El jefe del grupo enemigo movió
las cejas, expresando incertidumbre.
-A lo mejor… puede que el primer
conquistador se equivocara…
El capitán se giró hacia su
némesis:
-¿Cómo, equivocarse?
-A mí me pasó algo parecido.
Volví de una misión… Les conté lo que había visto… pero bueno, ya sabes...
Exageras un poco…
-¿Un poco?¿Has visto esa mierda
de cordillera? -el capitán cruzó tanto los brazos como las piernas, como si se
cerrara a la evidencia-. ¿Y cómo explicas lo de los otros exploradores?
-Bueno… tú eres conscientes de
cómo va esto… Te acercas, te cuesta… Te comen las arañas, las serpientes, los tábanos…
Te dan ganas de darte la vuelta. En un momento determinado, a lo mejor te has
perdido. O no encuentras el lugar que has venido a buscar… Pero si retornas sin
nada, haces el ridículo… Entonces, dices que has visto lo que ha visto todo el
mundo antes que tú… Si acaso, lo adornas un poquito…
-Sí, te entiendo… Porque como no
digas nada nuevo, olvídate de la financiación para el siguiente viaje. Como
mínimo, has de bautizar con el nombre del rey una montaña. E inventarte alguna
especie animal nueva.
-Claro, por supuesto, qué me vas
a contar…
Los dos se callaron un tiempo,
oteando el paisaje. Los pájaros piaban como si todos aquellos trazados y
fronteras les dieran igual.
-O sea, que al final, el
territorio por el que nuestras dos naciones han estado a punto de ir a la
guerra, y que iba a costar varios millares de muertos, resulta que apenas da
para un jardincito mal puesto.
-Si al menos tuviera oro… Porque
se suponía que tenía oro, ¿no?
-Yo me he encontrado flores
amarillas… y algo de pirita por allí. De oro… quizá podamos hallar unos gramos…

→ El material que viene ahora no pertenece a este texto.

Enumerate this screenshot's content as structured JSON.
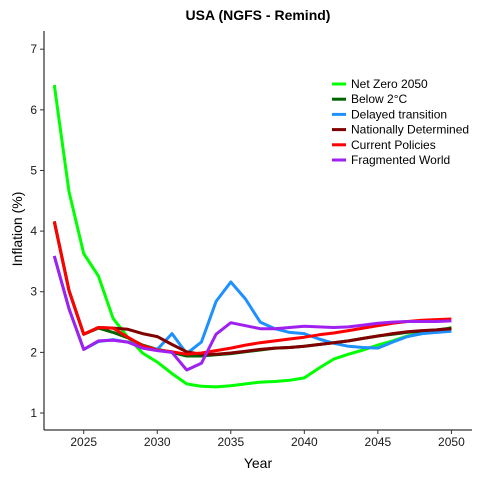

-¿Ni siquiera hay especias?¿Plantas
medicinales?
El capitán se pasó la mano por
el mentón.
-Creo que no… Pero si cogemos la
corteza de aquel árbol, podemos decir que es canela a la que le falta llegar a
su momento óptimo de maduración.
El otro se rascó la cabeza.
-¿Tú crees que colará?
-No sé. A Colón le funcionó un
tiempo, ¿no?
Los dos se levantaron y
empezaron a inspeccionar sus nuevos dominios, sopesando qué contarían de aquel
lugar a su regreso, y qué indecentes maravillas añadirían a su descripción.